PJ-Harvey-Let-England-Shake

# 01 PJ Harvey - Let England Shake

Die großartigste Musikerin unserer Zeit und schlicht und ergreifend die beste Rocksängerin aller Zeiten. "Let England Shake" ist bis heute Harveys ambitioniertestes Album, welches irgendwie aus allen vorherigen Alben etwas besitzt und trotzdem frisch und neu klang. Von den Kritikern hoch gelobt, hatte ich anfangs meine Problemchen mit dem komplexen Albumfluss. Mittlerweile liebe ich dieses Werk aber abgöttisch. Schließlich gehört es zu den grandiosesten Alben dieses Jahrzehnts. Das Album ist mit dem „Alter“ sogar gereift. Aber es war auch nicht unbedingt einfach nach dem erschütternden Überwerk “White Chalk“ einen ebenbürtigen Nachfolger zu erschaffen.
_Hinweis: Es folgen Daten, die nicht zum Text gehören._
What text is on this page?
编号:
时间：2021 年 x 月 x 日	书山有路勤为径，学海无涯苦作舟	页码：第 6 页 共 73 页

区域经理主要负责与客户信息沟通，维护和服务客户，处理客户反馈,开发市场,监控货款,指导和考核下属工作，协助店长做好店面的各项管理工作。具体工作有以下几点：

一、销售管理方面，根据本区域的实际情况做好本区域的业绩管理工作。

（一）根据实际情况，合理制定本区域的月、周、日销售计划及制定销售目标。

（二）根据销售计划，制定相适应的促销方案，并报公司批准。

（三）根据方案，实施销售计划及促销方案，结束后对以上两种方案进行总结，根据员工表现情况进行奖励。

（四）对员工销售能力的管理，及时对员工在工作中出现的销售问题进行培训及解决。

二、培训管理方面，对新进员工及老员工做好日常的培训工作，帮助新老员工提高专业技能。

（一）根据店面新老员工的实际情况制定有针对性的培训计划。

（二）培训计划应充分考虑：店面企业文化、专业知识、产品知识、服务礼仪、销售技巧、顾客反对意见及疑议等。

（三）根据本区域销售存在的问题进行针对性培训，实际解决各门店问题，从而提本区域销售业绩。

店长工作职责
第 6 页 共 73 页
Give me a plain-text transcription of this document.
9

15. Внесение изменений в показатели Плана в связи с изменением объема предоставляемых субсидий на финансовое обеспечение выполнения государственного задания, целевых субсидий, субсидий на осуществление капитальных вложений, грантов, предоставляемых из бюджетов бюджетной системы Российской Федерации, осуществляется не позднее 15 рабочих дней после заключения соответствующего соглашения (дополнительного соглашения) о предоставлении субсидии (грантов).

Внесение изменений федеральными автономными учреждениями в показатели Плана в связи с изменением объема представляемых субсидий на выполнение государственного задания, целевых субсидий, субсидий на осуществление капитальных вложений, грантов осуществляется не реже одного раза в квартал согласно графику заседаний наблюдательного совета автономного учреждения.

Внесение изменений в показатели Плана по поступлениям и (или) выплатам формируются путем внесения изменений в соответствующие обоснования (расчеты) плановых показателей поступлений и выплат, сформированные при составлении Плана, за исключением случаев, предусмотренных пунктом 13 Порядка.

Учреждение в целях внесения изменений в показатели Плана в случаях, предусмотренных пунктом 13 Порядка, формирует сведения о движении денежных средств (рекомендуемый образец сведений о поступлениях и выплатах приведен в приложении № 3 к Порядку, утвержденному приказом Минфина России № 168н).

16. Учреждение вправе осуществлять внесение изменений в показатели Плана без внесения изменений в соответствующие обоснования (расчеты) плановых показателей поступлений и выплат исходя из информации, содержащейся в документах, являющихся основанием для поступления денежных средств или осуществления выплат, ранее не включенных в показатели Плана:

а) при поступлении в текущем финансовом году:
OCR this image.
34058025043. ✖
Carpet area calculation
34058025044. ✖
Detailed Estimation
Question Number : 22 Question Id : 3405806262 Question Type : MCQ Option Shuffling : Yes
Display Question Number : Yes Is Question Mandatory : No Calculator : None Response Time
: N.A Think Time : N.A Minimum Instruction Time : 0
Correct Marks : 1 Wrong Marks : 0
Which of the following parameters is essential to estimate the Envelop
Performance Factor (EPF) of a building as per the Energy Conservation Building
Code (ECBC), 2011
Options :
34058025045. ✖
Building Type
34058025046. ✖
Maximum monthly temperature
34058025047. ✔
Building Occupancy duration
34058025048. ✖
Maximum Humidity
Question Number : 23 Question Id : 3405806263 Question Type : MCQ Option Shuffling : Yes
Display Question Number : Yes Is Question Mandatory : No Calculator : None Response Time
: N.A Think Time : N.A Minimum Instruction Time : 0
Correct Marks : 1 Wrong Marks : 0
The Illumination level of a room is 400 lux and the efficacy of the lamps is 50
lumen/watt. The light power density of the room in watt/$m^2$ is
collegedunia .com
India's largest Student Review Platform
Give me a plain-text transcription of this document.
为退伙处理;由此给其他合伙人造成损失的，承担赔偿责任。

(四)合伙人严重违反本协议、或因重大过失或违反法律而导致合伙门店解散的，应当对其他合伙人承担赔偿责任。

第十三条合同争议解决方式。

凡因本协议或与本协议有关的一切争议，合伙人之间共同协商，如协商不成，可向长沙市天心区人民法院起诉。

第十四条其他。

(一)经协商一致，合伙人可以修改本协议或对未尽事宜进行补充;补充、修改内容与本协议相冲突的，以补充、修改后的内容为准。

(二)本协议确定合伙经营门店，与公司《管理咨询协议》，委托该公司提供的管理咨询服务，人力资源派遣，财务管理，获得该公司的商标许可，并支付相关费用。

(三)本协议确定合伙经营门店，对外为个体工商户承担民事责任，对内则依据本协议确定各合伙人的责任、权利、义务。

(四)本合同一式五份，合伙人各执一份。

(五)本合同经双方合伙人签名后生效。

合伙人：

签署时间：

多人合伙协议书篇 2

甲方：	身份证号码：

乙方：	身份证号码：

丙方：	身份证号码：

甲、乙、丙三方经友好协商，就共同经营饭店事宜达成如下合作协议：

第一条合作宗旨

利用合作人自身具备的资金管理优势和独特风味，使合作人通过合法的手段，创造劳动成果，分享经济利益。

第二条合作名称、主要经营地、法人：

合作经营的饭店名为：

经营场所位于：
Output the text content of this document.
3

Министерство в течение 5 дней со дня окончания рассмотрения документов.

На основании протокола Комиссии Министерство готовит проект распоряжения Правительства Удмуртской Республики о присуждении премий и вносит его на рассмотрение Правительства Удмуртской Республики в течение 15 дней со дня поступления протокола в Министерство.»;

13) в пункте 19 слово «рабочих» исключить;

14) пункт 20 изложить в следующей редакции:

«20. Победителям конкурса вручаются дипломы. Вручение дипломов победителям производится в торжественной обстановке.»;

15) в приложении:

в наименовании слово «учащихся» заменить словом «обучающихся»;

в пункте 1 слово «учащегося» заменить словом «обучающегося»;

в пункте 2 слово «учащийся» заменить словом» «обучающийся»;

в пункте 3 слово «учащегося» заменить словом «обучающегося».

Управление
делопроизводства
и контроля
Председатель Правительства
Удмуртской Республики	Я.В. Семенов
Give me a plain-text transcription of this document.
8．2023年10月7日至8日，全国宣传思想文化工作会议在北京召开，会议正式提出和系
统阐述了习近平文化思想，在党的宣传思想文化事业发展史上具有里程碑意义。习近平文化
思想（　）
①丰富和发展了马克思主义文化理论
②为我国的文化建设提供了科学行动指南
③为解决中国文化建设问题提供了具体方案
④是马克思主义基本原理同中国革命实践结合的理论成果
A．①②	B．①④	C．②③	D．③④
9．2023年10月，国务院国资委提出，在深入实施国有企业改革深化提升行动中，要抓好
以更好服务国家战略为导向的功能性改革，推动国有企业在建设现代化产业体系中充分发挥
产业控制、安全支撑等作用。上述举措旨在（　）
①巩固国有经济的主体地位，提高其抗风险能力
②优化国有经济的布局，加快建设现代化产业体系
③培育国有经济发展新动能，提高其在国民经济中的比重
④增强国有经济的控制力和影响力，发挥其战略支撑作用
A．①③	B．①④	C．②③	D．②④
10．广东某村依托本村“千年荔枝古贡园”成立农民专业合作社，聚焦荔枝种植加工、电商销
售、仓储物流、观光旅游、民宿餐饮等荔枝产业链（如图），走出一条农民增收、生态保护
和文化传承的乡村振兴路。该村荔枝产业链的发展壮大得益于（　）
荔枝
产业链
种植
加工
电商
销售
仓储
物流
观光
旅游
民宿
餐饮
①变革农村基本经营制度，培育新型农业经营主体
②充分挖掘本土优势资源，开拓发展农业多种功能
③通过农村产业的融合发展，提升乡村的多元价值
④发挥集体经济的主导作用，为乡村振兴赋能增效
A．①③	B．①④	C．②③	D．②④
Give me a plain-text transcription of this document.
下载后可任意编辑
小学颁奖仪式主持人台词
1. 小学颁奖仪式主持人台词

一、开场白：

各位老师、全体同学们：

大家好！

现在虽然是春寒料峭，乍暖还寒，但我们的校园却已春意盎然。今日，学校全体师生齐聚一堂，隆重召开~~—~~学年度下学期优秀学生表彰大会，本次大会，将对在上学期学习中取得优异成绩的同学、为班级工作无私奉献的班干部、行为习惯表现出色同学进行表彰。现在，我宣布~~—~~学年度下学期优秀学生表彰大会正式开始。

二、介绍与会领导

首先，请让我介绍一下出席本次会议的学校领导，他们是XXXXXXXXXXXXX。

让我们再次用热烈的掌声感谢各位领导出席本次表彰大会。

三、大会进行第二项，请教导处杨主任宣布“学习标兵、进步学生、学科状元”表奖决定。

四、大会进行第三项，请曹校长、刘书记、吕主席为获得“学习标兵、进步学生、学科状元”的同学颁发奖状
Harvey entschied sich für den vermeintlich schwierigeren Weg und verwandelte sich wiedermal in eine „neue“ Persönlichkeit. Entsprechend groß ist der Unterschied zu “White Chalk“ - das Songmaterial auf “Let England Shake“ orientiert sich wieder an klassischer Rockinstrumentalisierung, jedoch in einem gedämpften und „ätherischeren“ Stil. Die ungezähmte und rohe Rotzigkeit der frühen Harvey findet nicht mehr statt. Auch auf die songorientierte mittlere Phase verzichtet Harvey fast komplett. Dennoch steckt 100% PJ Harvey in den Songs. Nachdenklich und mit einer sagenhaften intensiven Hingabe klagt Harvey auf dem Album über „Gott und die Welt“, mischt dies jedoch mit zauberhaften Melodien und einem unglaublich intelligenten Songwriting. Auch die Instrumentierung mit Mellotron, Saxophone, Xylophon oder Zither eröffnet einen völlig neuen Harvey-Sound. Auch wenn man ausnahmslos jedes Album benennen könnte, auf dem Harvey ihre beste Gesangsleistung ablieferte, ist es doch “Let England Shake“ mit den feinen Nuancen und dem bisher facettenreichsten Gesang, den Harvey aufgenommen hat.
Mit 'All And Everyone' enthält das Album sogar den für mich ergreifendsten Song, den PJ Harvey bisher geschrieben hat.